1        La domanda di pronuncia pregiudiziale verte sull’interpretazione, per quanto riguarda la discriminazione fondata su un handicap, della direttiva del Consiglio 27 novembre 2000, 2000/78/CE, che stabilisce un quadro generale per la parità di trattamento in materia di occupazione e di condizioni di lavoro (GU L 303, pag. 16), e, in subordine, sull’eventuale divieto di discriminazione fondata sulla malattia.

2        Tale domanda è stata proposta nell’ambito di una controversia che vede opposta la sig.ra Chacón Navas alla società Eurest Colectividades SA (in prosieguo: la «Eurest») riguardo ad un licenziamento avvenuto durante un’interruzione dell’attività lavorativa a causa di malattia.

 Contesto normativo e regolamentare

 La normativa comunitaria

3        L’art. 136, primo comma, CE così dispone:

«La Comunità e gli Stati membri, tenuti presenti i diritti sociali fondamentali, quali quelli definiti nella Carta sociale europea firmata a Torino il 18 ottobre 1961 e nella Carta comunitaria dei diritti sociali fondamentali dei lavoratori del 1989, hanno come obiettivi la promozione dell’occupazione, il miglioramento delle condizioni di vita e di lavoro, che consenta la loro parificazione nel progresso, una protezione sociale adeguata, il dialogo sociale, lo sviluppo delle risorse umane atto a consentire un livello occupazionale elevato e duraturo e la lotta contro l’emarginazione».

4        L’art. 137, nn. 1 e 2, CE conferisce alla Comunità le competenze per sostenere e integrare l’azione degli Stati membri diretta a realizzare gli obiettivi di cui all’art. 136 CE, in particolare nei settori dell’integrazione delle persone escluse dal mercato del lavoro e della lotta all’esclusione sociale.

5        La direttiva 2000/78 è stata adottata sulla base dell’art. 13, n. 1, CE, nella versione precedente al Trattato di Nizza, che prevede quanto segue:

«Fatte salve le altre disposizioni del presente trattato e nell’ambito delle competenze da esso conferite alla Comunità, il Consiglio, deliberando all’unanimità su proposta della Commissione e previa consultazione del Parlamento europeo, può prendere i provvedimenti opportuni per combattere le discriminazioni fondate sul sesso, la razza o l’origine etnica, la religione o le convinzioni personali, gli handicap, l’età o le tendenze sessuali».

6        L’art. 1 della direttiva 2000/78 è del seguente tenore:

«La presente direttiva mira a stabilire un quadro generale per la lotta alle discriminazioni fondate sulla religione o le convinzioni personali, gli handicap, l’età o le tendenze sessuali, per quanto concerne l’occupazione e le condizioni di lavoro al fine di rendere effettivo negli Stati membri il principio della parità di trattamento».

7        Tale direttiva enuncia nei suoi ‘considerando’:

«(11) La discriminazione basata su religione o convinzioni personali, handicap, età o tendenze sessuali può pregiudicare il conseguimento degli obiettivi del trattato CE, in particolare il raggiungimento di un elevato livello di occupazione e di protezione sociale, il miglioramento del tenore e della qualità della vita, la coesione economica e sociale, la solidarietà e la libera circolazione delle persone.

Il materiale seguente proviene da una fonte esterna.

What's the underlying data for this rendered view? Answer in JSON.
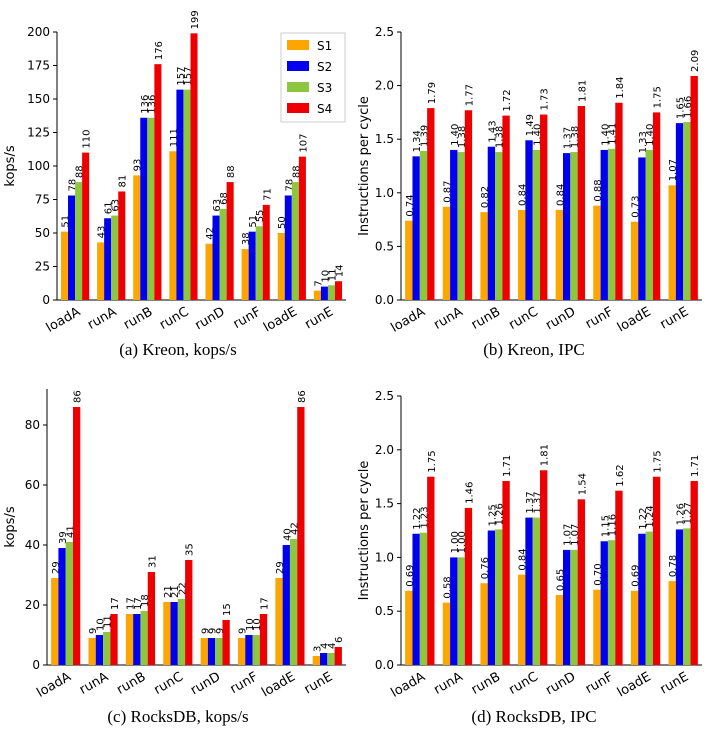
{
  "colors": {
    "S1": "#ffa500",
    "S2": "#0000ee",
    "S3": "#8dc63f",
    "S4": "#ee0000"
  },
  "chart_data": [
    {
      "type": "bar",
      "title": "",
      "caption": "(a) Kreon, kops/s",
      "ylabel": "kops/s",
      "xlabel": "",
      "ylim": [
        0,
        200
      ],
      "yticks": [
        0,
        25,
        50,
        75,
        100,
        125,
        150,
        175,
        200
      ],
      "yticklabels": [
        "0",
        "25",
        "50",
        "75",
        "100",
        "125",
        "150",
        "175",
        "200"
      ],
      "categories": [
        "loadA",
        "runA",
        "runB",
        "runC",
        "runD",
        "runF",
        "loadE",
        "runE"
      ],
      "legend": "top-right",
      "series": [
        {
          "name": "S1",
          "values": [
            51,
            43,
            93,
            111,
            42,
            38,
            50,
            7
          ],
          "labels": [
            "51",
            "43",
            "93",
            "111",
            "42",
            "38",
            "50",
            "7"
          ]
        },
        {
          "name": "S2",
          "values": [
            78,
            61,
            136,
            157,
            63,
            51,
            78,
            10
          ],
          "labels": [
            "78",
            "61",
            "136",
            "157",
            "63",
            "51",
            "78",
            "10"
          ]
        },
        {
          "name": "S3",
          "values": [
            88,
            63,
            136,
            157,
            68,
            55,
            88,
            11
          ],
          "labels": [
            "88",
            "63",
            "136",
            "157",
            "68",
            "55",
            "88",
            "11"
          ]
        },
        {
          "name": "S4",
          "values": [
            110,
            81,
            176,
            199,
            88,
            71,
            107,
            14
          ],
          "labels": [
            "110",
            "81",
            "176",
            "199",
            "88",
            "71",
            "107",
            "14"
          ]
        }
      ]
    },
    {
      "type": "bar",
      "title": "",
      "caption": "(b) Kreon, IPC",
      "ylabel": "Instructions per cycle",
      "xlabel": "",
      "ylim": [
        0,
        2.5
      ],
      "yticks": [
        0,
        0.5,
        1,
        1.5,
        2,
        2.5
      ],
      "yticklabels": [
        "0.0",
        "0.5",
        "1.0",
        "1.5",
        "2.0",
        "2.5"
      ],
      "categories": [
        "loadA",
        "runA",
        "runB",
        "runC",
        "runD",
        "runF",
        "loadE",
        "runE"
      ],
      "series": [
        {
          "name": "S1",
          "values": [
            0.74,
            0.87,
            0.82,
            0.84,
            0.84,
            0.88,
            0.73,
            1.07
          ],
          "labels": [
            "0.74",
            "0.87",
            "0.82",
            "0.84",
            "0.84",
            "0.88",
            "0.73",
            "1.07"
          ]
        },
        {
          "name": "S2",
          "values": [
            1.34,
            1.4,
            1.43,
            1.49,
            1.37,
            1.4,
            1.33,
            1.65
          ],
          "labels": [
            "1.34",
            "1.40",
            "1.43",
            "1.49",
            "1.37",
            "1.40",
            "1.33",
            "1.65"
          ]
        },
        {
          "name": "S3",
          "values": [
            1.39,
            1.38,
            1.38,
            1.4,
            1.38,
            1.41,
            1.4,
            1.66
          ],
          "labels": [
            "1.39",
            "1.38",
            "1.38",
            "1.40",
            "1.38",
            "1.41",
            "1.40",
            "1.66"
          ]
        },
        {
          "name": "S4",
          "values": [
            1.79,
            1.77,
            1.72,
            1.73,
            1.81,
            1.84,
            1.75,
            2.09
          ],
          "labels": [
            "1.79",
            "1.77",
            "1.72",
            "1.73",
            "1.81",
            "1.84",
            "1.75",
            "2.09"
          ]
        }
      ]
    },
    {
      "type": "bar",
      "title": "",
      "caption": "(c) RocksDB, kops/s",
      "ylabel": "kops/s",
      "xlabel": "",
      "ylim": [
        0,
        92
      ],
      "yticks": [
        0,
        20,
        40,
        60,
        80
      ],
      "yticklabels": [
        "0",
        "20",
        "40",
        "60",
        "80"
      ],
      "categories": [
        "loadA",
        "runA",
        "runB",
        "runC",
        "runD",
        "runF",
        "loadE",
        "runE"
      ],
      "series": [
        {
          "name": "S1",
          "values": [
            29,
            9,
            17,
            21,
            9,
            9,
            29,
            3
          ],
          "labels": [
            "29",
            "9",
            "17",
            "21",
            "9",
            "9",
            "29",
            "3"
          ]
        },
        {
          "name": "S2",
          "values": [
            39,
            10,
            17,
            21,
            9,
            10,
            40,
            4
          ],
          "labels": [
            "39",
            "10",
            "17",
            "21",
            "9",
            "10",
            "40",
            "4"
          ]
        },
        {
          "name": "S3",
          "values": [
            41,
            11,
            18,
            22,
            9,
            10,
            42,
            4
          ],
          "labels": [
            "41",
            "11",
            "18",
            "22",
            "9",
            "10",
            "42",
            "4"
          ]
        },
        {
          "name": "S4",
          "values": [
            86,
            17,
            31,
            35,
            15,
            17,
            86,
            6
          ],
          "labels": [
            "86",
            "17",
            "31",
            "35",
            "15",
            "17",
            "86",
            "6"
          ]
        }
      ]
    },
    {
      "type": "bar",
      "title": "",
      "caption": "(d) RocksDB, IPC",
      "ylabel": "Instructions per cycle",
      "xlabel": "",
      "ylim": [
        0,
        2.5
      ],
      "yticks": [
        0,
        0.5,
        1,
        1.5,
        2,
        2.5
      ],
      "yticklabels": [
        "0.0",
        "0.5",
        "1.0",
        "1.5",
        "2.0",
        "2.5"
      ],
      "categories": [
        "loadA",
        "runA",
        "runB",
        "runC",
        "runD",
        "runF",
        "loadE",
        "runE"
      ],
      "series": [
        {
          "name": "S1",
          "values": [
            0.69,
            0.58,
            0.76,
            0.84,
            0.65,
            0.7,
            0.69,
            0.78
          ],
          "labels": [
            "0.69",
            "0.58",
            "0.76",
            "0.84",
            "0.65",
            "0.70",
            "0.69",
            "0.78"
          ]
        },
        {
          "name": "S2",
          "values": [
            1.22,
            1.0,
            1.25,
            1.37,
            1.07,
            1.15,
            1.22,
            1.26
          ],
          "labels": [
            "1.22",
            "1.00",
            "1.25",
            "1.37",
            "1.07",
            "1.15",
            "1.22",
            "1.26"
          ]
        },
        {
          "name": "S3",
          "values": [
            1.23,
            1.0,
            1.26,
            1.37,
            1.07,
            1.16,
            1.24,
            1.27
          ],
          "labels": [
            "1.23",
            "1.00",
            "1.26",
            "1.37",
            "1.07",
            "1.16",
            "1.24",
            "1.27"
          ]
        },
        {
          "name": "S4",
          "values": [
            1.75,
            1.46,
            1.71,
            1.81,
            1.54,
            1.62,
            1.75,
            1.71
          ],
          "labels": [
            "1.75",
            "1.46",
            "1.71",
            "1.81",
            "1.54",
            "1.62",
            "1.75",
            "1.71"
          ]
        }
      ]
    }
  ]
}
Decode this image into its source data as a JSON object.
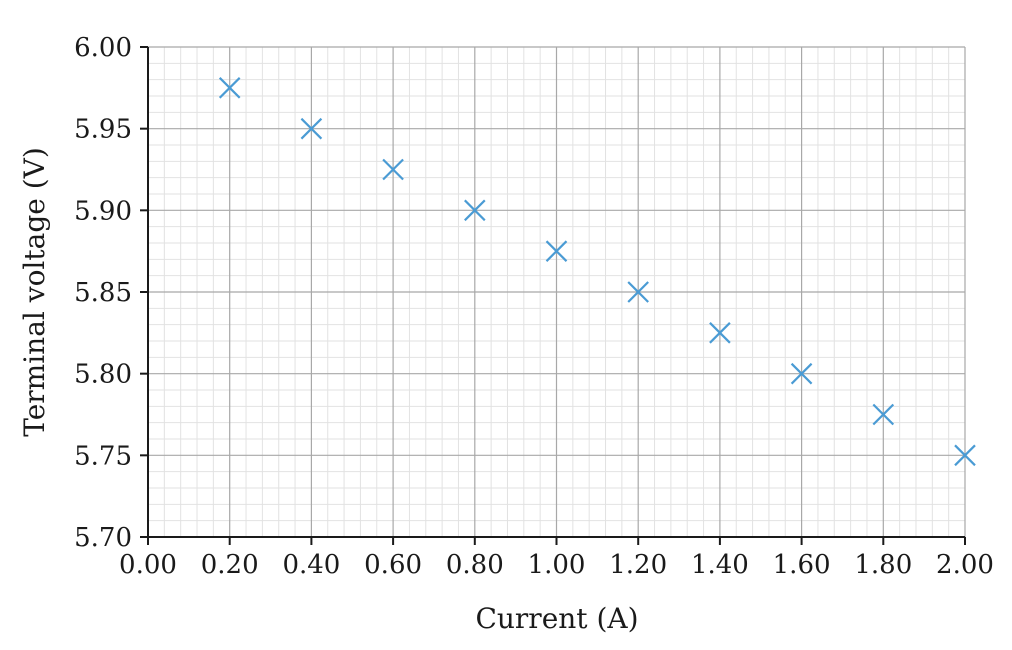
{
  "chart_data": {
    "type": "scatter",
    "title": "",
    "xlabel": "Current (A)",
    "ylabel": "Terminal voltage (V)",
    "xlim": [
      0.0,
      2.0
    ],
    "ylim": [
      5.7,
      6.0
    ],
    "x_ticks": [
      "0.00",
      "0.20",
      "0.40",
      "0.60",
      "0.80",
      "1.00",
      "1.20",
      "1.40",
      "1.60",
      "1.80",
      "2.00"
    ],
    "y_ticks": [
      "5.70",
      "5.75",
      "5.80",
      "5.85",
      "5.90",
      "5.95",
      "6.00"
    ],
    "grid": true,
    "minor_grid": true,
    "marker": "x",
    "marker_color": "#4a9bd4",
    "series": [
      {
        "x": [
          0.2,
          0.4,
          0.6,
          0.8,
          1.0,
          1.2,
          1.4,
          1.6,
          1.8,
          2.0
        ],
        "y": [
          5.975,
          5.95,
          5.925,
          5.9,
          5.875,
          5.85,
          5.825,
          5.8,
          5.775,
          5.75
        ]
      }
    ]
  }
}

(12)      Qualsiasi discriminazione diretta o indiretta basata su religione o convinzioni personali, handicap, età o tendenze sessuali nei settori di cui alla presente direttiva dovrebbe essere pertanto proibita in tutta la Comunità. (...)

(...)

(16)      La messa a punto di misure per tener conto dei bisogni dei disabili sul luogo di lavoro ha un ruolo importante nel combattere la discriminazione basata sull’handicap.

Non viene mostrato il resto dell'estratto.